President Donald Trump on Sunday defended his use of the phrase "Mission Accomplished" to describe a U.S.-led missile attack on Syria's chemical weapons program, even as his aides stressed continuing U.S. troop involvement and plans for new economic sanctions against Russia for enabling the regime of Bashar Assad.
In an early-morning tweet, Trump said the strike was "perfectly carried out" and that "the only way the Fake News Media could demean was by my use of the term 'Mission Accomplished.'" He added that he knew the media would "seize" on the phrase, but said it should be used often. "It is such a great Military term, it should be brought back," he wrote.
Trump tweeted "Mission Accomplished" on Saturday after U.S., French and British warplanes and ships launched more than 100 missiles nearly unopposed by Syrian air defenses. While he declared success, the Pentagon said the pummeling of three chemical-related facilities left enough others intact to enable the Assad government to use banned weapons against civilians if it chooses.
On Sunday, U.S. Ambassador to the U.N. Nikki Haley made clear the United States won't be pulling troops out of Syria right away, saying U.S. involvement there "is not done."
Haley said the three U.S. goals for accomplishing its mission are making sure chemical weapons are not used in a way that could harm U.S. national interests; that the Daesh terror group is defeated; and that there is a good vantage point to watch what Iran is doing.
"We're not going to leave until we know we've accomplished those things," she said.
Trump's choice of words recalled a similar claim associated with President George W. Bush following the U.S.-led invasion of Iraq. Bush addressed sailors aboard a Navy ship in May 2003 alongside a "Mission Accomplished" banner, just weeks before it became apparent that Iraqis had organized an insurgency that would tie down U.S. forces for years.
The nighttime assault was carefully limited to minimize civilian casualties and avoid direct conflict with Russia in Syria, but confusion arose over the extent to which Washington warned Moscow in advance. The Pentagon said it gave no explicit warning. The U.S. ambassador in Moscow, John Huntsman, said in a video, "Before we took action, the United States communicated with" Russia to "reduce the danger of any Russian or civilian casualties."

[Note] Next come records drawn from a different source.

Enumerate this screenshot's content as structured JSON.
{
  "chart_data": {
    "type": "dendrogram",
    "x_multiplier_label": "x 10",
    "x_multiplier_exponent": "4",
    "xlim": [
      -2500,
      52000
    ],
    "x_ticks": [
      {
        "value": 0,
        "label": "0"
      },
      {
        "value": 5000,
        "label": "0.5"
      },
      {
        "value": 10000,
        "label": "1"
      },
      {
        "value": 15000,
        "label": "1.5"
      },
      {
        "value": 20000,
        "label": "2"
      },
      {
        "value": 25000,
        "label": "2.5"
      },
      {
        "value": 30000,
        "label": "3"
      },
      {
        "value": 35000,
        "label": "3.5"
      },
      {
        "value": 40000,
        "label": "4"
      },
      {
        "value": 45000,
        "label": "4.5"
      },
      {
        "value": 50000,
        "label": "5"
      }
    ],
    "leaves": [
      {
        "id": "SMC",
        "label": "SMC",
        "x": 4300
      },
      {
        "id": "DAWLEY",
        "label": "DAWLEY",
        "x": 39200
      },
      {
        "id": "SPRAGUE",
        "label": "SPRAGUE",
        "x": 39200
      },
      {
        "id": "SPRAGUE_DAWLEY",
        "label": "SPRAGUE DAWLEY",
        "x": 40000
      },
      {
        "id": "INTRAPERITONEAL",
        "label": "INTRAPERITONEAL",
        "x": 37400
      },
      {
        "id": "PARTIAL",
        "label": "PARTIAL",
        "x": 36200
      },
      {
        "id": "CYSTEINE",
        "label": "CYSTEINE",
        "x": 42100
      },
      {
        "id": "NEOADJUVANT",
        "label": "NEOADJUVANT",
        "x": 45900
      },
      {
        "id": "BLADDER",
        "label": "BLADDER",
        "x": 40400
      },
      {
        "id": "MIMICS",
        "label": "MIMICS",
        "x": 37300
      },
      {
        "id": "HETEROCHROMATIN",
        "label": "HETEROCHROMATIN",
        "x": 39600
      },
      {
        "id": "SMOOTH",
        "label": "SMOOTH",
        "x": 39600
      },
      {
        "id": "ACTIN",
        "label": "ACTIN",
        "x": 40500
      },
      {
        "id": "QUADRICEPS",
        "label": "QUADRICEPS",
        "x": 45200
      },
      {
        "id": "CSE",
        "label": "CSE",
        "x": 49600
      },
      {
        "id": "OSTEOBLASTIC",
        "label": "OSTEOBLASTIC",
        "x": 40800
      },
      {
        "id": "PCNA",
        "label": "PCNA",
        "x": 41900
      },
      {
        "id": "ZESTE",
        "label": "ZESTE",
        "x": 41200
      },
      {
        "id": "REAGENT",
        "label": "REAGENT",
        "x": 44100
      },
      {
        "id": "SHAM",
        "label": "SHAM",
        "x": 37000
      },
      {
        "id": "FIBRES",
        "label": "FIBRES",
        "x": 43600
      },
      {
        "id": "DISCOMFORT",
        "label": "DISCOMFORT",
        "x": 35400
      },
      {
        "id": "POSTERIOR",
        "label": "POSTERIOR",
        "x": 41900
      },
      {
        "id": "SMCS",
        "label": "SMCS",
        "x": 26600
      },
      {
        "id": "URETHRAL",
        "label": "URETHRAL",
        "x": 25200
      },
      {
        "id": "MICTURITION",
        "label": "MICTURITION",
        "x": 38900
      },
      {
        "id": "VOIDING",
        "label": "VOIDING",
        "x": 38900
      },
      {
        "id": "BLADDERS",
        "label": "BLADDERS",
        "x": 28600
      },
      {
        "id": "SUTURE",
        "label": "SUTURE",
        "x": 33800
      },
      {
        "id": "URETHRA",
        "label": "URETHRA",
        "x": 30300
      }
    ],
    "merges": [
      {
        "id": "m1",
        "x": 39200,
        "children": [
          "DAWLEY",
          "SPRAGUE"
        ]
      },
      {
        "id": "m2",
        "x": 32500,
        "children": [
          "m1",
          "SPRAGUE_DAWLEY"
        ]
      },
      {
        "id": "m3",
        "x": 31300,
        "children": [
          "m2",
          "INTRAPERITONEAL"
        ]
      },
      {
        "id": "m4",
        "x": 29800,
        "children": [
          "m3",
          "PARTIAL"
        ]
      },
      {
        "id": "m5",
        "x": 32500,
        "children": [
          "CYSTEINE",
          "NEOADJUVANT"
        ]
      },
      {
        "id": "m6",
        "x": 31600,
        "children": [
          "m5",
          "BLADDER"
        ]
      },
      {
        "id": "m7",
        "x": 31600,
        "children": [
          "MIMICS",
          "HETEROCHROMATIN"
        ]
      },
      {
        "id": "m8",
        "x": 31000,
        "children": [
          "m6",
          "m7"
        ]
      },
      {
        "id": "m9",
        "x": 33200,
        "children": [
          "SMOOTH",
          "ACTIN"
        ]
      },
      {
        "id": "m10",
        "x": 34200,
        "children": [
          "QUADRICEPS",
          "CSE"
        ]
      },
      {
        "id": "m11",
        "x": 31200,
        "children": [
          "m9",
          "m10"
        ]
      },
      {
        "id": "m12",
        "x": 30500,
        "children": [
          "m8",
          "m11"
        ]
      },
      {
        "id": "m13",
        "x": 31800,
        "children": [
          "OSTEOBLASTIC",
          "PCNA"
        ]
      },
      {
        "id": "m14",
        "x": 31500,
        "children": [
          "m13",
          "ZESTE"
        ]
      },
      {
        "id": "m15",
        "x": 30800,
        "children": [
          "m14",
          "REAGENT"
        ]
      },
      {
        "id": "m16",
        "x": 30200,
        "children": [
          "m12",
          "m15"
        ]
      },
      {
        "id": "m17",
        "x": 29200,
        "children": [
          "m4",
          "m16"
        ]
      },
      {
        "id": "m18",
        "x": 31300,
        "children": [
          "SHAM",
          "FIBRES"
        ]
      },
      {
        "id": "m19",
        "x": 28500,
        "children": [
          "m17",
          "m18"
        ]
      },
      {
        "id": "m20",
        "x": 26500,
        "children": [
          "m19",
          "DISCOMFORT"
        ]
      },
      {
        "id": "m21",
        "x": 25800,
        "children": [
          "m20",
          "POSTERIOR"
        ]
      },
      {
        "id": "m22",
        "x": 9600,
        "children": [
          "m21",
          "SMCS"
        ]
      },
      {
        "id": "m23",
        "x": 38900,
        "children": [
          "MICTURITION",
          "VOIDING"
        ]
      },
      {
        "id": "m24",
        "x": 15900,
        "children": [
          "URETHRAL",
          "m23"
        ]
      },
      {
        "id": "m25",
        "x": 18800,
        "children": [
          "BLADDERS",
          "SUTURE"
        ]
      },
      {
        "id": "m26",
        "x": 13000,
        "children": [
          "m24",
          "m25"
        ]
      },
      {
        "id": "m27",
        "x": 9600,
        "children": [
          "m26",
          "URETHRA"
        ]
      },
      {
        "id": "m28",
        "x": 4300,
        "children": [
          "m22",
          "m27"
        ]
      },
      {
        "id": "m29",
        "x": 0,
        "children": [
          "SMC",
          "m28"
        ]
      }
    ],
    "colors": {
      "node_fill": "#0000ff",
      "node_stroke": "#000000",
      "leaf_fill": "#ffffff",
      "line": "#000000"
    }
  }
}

Russia has military forces, including air defenses, in several areas of Syria to support Assad in his long war against anti-government opposition.
Russia and Iran called the use of force by the United States and its French and British allies a "military crime" and "act of aggression." The U.N. Security Council met to debate the strikes, but rejected a Russian resolution calling for condemnation of the "aggression" by the three Western allies.
Assad denies he has used chemical weapons, and the Trump administration has yet to present hard evidence of what it says precipitated the allied missiles attack: a chlorine gas attack on civilians in Douma on April 7. The U.S. says it suspects that sarin gas also was used.
"Good souls will not be humiliated," Assad tweeted, while hundreds of Syrians gathered in Damascus, the capital, where they flashed victory signs and waved flags in scenes of defiance after the early morning barrage.
The strikes "successfully hit every target," said Dana W. White, the chief Pentagon spokeswoman. The military said there were three targets: the Barzah chemical weapons research and development site in the Damascus area, a chemical weapons storage facility near Homs and a chemical weapons "bunker" a few miles from the second target.
Although officials said the singular target was Assad's chemical weapons capability, his air force, including helicopters he allegedly has used to drop chemical weapons on civilians, were spared. In a U.S. military action a year ago in response to a sarin gas attack, the Pentagon said missiles took out nearly 20 percent of the Syrian air force.
The U.S.-led operation won broad Western support. The NATO alliance gave its full backing; NATO Secretary-General Jens Stoltenberg said in Brussels that the attack was about ensuring that chemical weapons cannot be used with impunity.
In his televised address from the White House on Friday evening, Trump said the U.S. was prepared to keep up the economic, diplomatic and military pressure on Assad until he ends what Trump called a criminal pattern of killing his own people with internationally banned chemical weapons. That did not mean military strikes would continue. In fact, Gen. Joseph Dunford, chairman of the Joint Chiefs of Staff, said no additional attacks were planned.
Asked about Trump's "Mission Accomplished" assertion, White said it pointed to the successful targeting of three Syrian chemical weapons sites. What happens next, she said, is up to Assad and to his Russian and Iranian allies.
Marine Lt. Gen. Kenneth F. McKenzie, director of the Joint Staff at the Pentagon, said the allied airstrikes "took out the heart" of Assad's chemical weapons arsenal. He said the missiles hit the "sweet spot," doing the expected level of damage while minimizing the unintentional release of toxic fumes that could be harmful to nearby civilians.
But when pressed, he acknowledged that some unspecified portion of Assad's chemical arms infrastructure was not targeted.
"There is still a residual element of the Syrian program that is out there," McKenzie said.